As quantum computing continues to mature, its integration into classical High-Performance Computing (HPC) environments is emerging as a promising strategy to accelerate specific, high-impact workloads.
Rather than replacing classical computation, Quantum Processing Units (QPUs) are expected to operate as specialized co-processors within HPC systems—complementing CPUs and GPUs in heterogeneous computing landscapes.
However, this convergence raises key challenges, particularly in how resources are allocated and orchestrated efficiently across classical and quantum boundaries.

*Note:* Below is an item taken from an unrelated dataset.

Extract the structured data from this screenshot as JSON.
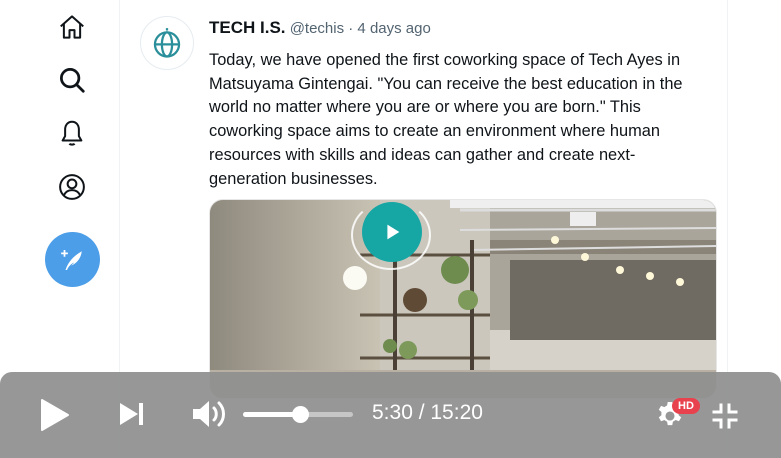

This talk introduces a novel approach that combines process malleability and workflow-driven scheduling to enable adaptive and energy-efficient execution of hybrid HPC-quantum applications.
Leveraging a malleability-aware runtime, our method dynamically releases classical resources when a quantum task is active and reassigns them once quantum execution is complete—improving overall utilization and reducing idle energy overhead.
These decisions are guided by application workflows that delineate classical and quantum execution stages.
We demonstrate our strategy with real-world experiments on a hybrid quantum-classical application, showcasing how dynamic resource management can unlock substantial benefits in performance, resource efficiency, and sustainability.
This work lays the foundation for more intelligent orchestration of quantum-accelerated workloads in HPC clusters and outlines a clear path forward for integrating QPUs into production-level HPC environments.